By Shari Prymak
Jaguar is a marque with quite a few stories to tell. From racing victories at the 24 Hours of Le Mans in the 1950s, to building automotive legends like the E-Type Roadster, Jaguar has built itself a rich history like few others. Yet, by the same token, it seems as though few other carmakers have experienced as much turmoil as well.
Since the 1960s, Jaguar’s reputation has been as much about shady build quality and bouncing from one owner to the next as it has been about building prestigious cars. No model better represents this than the flagship XJ Sedan. Despite staying a brilliant luxury car, the XJ had remained largely unchanged since its inception in 1968, which, to some extent at least, was a sign of Jaguar’s issues. The complete redesign that surfaced in 2010 was a bold move indeed for the company, but one that was probably necessary in order to show the world that Jaguar has moved on from its troubled past.
Bold could certainly describe the XJ’s exterior. It’s contemporary, yet stylish, without a hint of retro Jaguar design. As attractive as that curvy sheet metal is, it wasn’t just sculpted for beauty. Every bit of it is made from lightweight aluminum, which gives the XJ a major weight advantage over its competitors. You can feel the added lightness in the drive. The XJ, as big as it is, somehow manages to feel naturally agile in a way that makes you forget that you’re driving a big sedan.

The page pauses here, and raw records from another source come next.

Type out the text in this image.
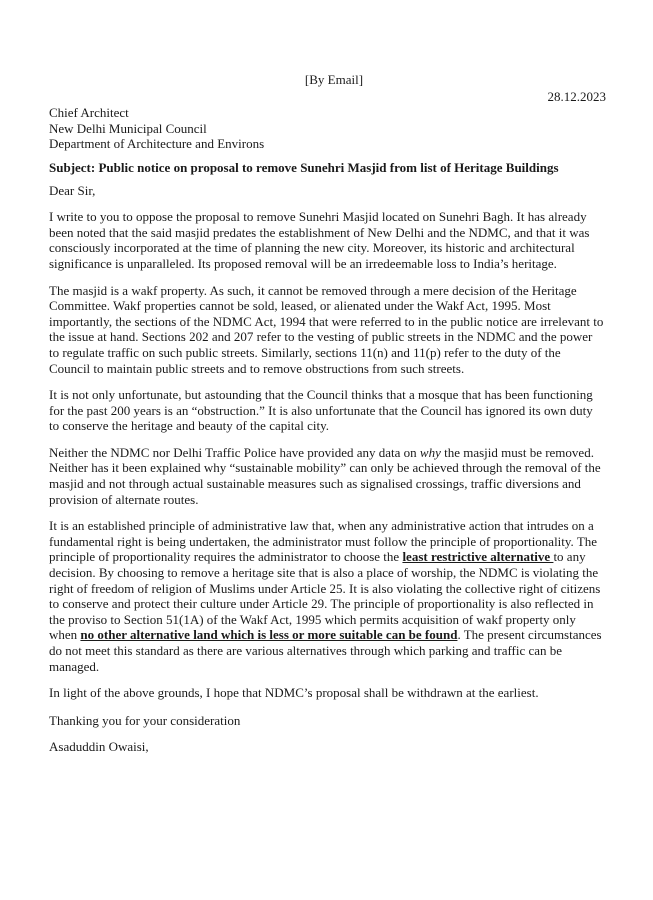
[By Email]

28.12.2023

Chief Architect
New Delhi Municipal Council
Department of Architecture and Environs

Subject: Public notice on proposal to remove Sunehri Masjid from list of Heritage Buildings

Dear Sir,

I write to you to oppose the proposal to remove Sunehri Masjid located on Sunehri Bagh. It has already been noted that the said masjid predates the establishment of New Delhi and the NDMC, and that it was consciously incorporated at the time of planning the new city. Moreover, its historic and architectural significance is unparalleled. Its proposed removal will be an irredeemable loss to India’s heritage.

The masjid is a wakf property. As such, it cannot be removed through a mere decision of the Heritage Committee. Wakf properties cannot be sold, leased, or alienated under the Wakf Act, 1995. Most importantly, the sections of the NDMC Act, 1994 that were referred to in the public notice are irrelevant to the issue at hand. Sections 202 and 207 refer to the vesting of public streets in the NDMC and the power to regulate traffic on such public streets. Similarly, sections 11(n) and 11(p) refer to the duty of the Council to maintain public streets and to remove obstructions from such streets.

It is not only unfortunate, but astounding that the Council thinks that a mosque that has been functioning for the past 200 years is an “obstruction.” It is also unfortunate that the Council has ignored its own duty to conserve the heritage and beauty of the capital city.

Neither the NDMC nor Delhi Traffic Police have provided any data on why the masjid must be removed. Neither has it been explained why “sustainable mobility” can only be achieved through the removal of the masjid and not through actual sustainable measures such as signalised crossings, traffic diversions and provision of alternate routes.

It is an established principle of administrative law that, when any administrative action that intrudes on a fundamental right is being undertaken, the administrator must follow the principle of proportionality. The principle of proportionality requires the administrator to choose the least restrictive alternative to any decision. By choosing to remove a heritage site that is also a place of worship, the NDMC is violating the right of freedom of religion of Muslims under Article 25. It is also violating the collective right of citizens to conserve and protect their culture under Article 29. The principle of proportionality is also reflected in the proviso to Section 51(1A) of the Wakf Act, 1995 which permits acquisition of wakf property only when no other alternative land which is less or more suitable can be found. The present circumstances do not meet this standard as there are various alternatives through which parking and traffic can be managed.

In light of the above grounds, I hope that NDMC’s proposal shall be withdrawn at the earliest.

Thanking you for your consideration

Asaduddin Owaisi,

The suspension, the steering, the brakes, they all feel as though they have been tuned with the keen driver in mind. Yet somehow, despite its sporting pretentions, the XJ remains properly comfortable and serene when the twisty roads aren’t beckoning.
The XJ offers a choice between a 340 horsepower, supercharged V6 engine, or a 550 horsepower, supercharged V8, both mated to a smooth 8-speed automatic transmission. My V6 tester felt marvelously smooth and powerful, delivering a subtle, yet satisfying roar as you urge it on. Although rear-wheel drive continues as the standard chassis configuration on the performance-oriented, XJR, the V6 models receive active all-wheel drive. It’s an effective system, and it has the ability to send 100 percent of the power to either axle depending on conditions.

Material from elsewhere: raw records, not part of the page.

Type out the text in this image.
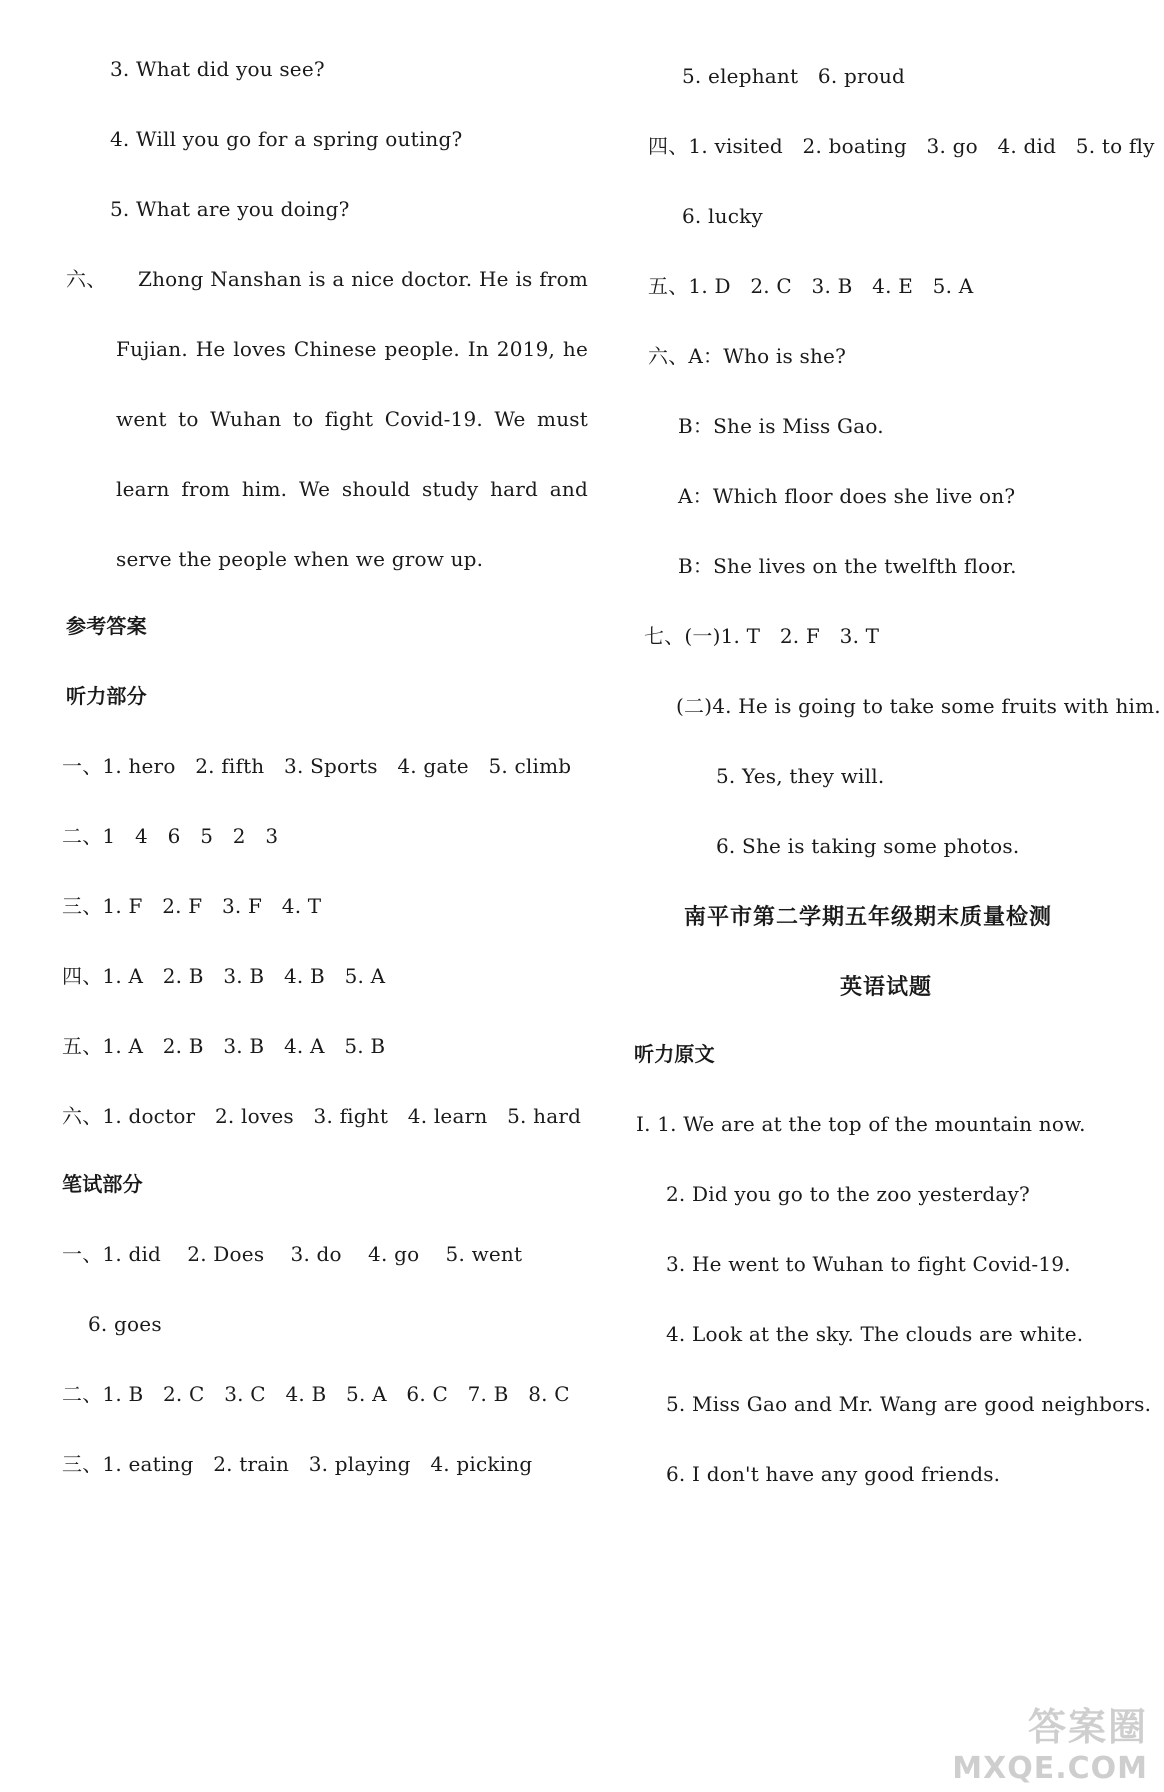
3. What did you see?
4. Will you go for a spring outing?
5. What are you doing?
六、 Zhong Nanshan is a nice doctor. He is from
Fujian. He loves Chinese people. In 2019, he
went to Wuhan to fight Covid-19. We must
learn from him. We should study hard and
serve the people when we grow up.
参考答案
听力部分
一、1. hero   2. fifth   3. Sports   4. gate   5. climb
二、1   4   6   5   2   3
三、1. F   2. F   3. F   4. T
四、1. A   2. B   3. B   4. B   5. A
五、1. A   2. B   3. B   4. A   5. B
六、1. doctor   2. loves   3. fight   4. learn   5. hard
笔试部分
一、1. did    2. Does    3. do    4. go    5. went
6. goes
二、1. B   2. C   3. C   4. B   5. A   6. C   7. B   8. C
三、1. eating   2. train   3. playing   4. picking
5. elephant   6. proud
四、1. visited   2. boating   3. go   4. did   5. to fly
6. lucky
五、1. D   2. C   3. B   4. E   5. A
六、A：Who is she?
B：She is Miss Gao.
A：Which floor does she live on?
B：She lives on the twelfth floor.
七、(一)1. T   2. F   3. T
(二)4. He is going to take some fruits with him.
5. Yes, they will.
6. She is taking some photos.
南平市第二学期五年级期末质量检测
英语试题
听力原文
Ⅰ. 1. We are at the top of the mountain now.
2. Did you go to the zoo yesterday?
3. He went to Wuhan to fight Covid-19.
4. Look at the sky. The clouds are white.
5. Miss Gao and Mr. Wang are good neighbors.
6. I don't have any good friends.
答案圈
MXQE.COM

Let’s not get too caught up in the drive dynamics though. This is a luxury flagship after all, which means that the Jag’s ability to wow its passengers is a big part of the equation. No issues here, the XJ’s interior is simply spectacular. It’s an incredible blend of fine, neatly stitched hides, gorgeous wood veneers, well designed displays, and even some cool animated instruments. Yet despite the high level of tech, everything feels as though it was designed to serve you, not annoy you. The climate controlled seats can be adjusted any which way to hug your body, even while massaging you if you so choose. The extraordinary Meridian sound system will make you question any need to attend genuine concerts. It’s a warm and cozy feeling cabin, yet somehow cavernous as well.
The XJ line starts at $92,000 for the V6 AWD, and maxes out at $124,000 for the XJR LWB. That makes the XJ something of a bargain when compared to its German rivals from Mercedes-Benz, Audi, and BMW, none of which can quite match the Jag’s near magical blend of luxury and sportiness. If you’re a keen driver who’s isn’t willing to sacrifice anything in the way of proper luxury, Jaguar has your car, and fortunately, this one ain’t from 1968.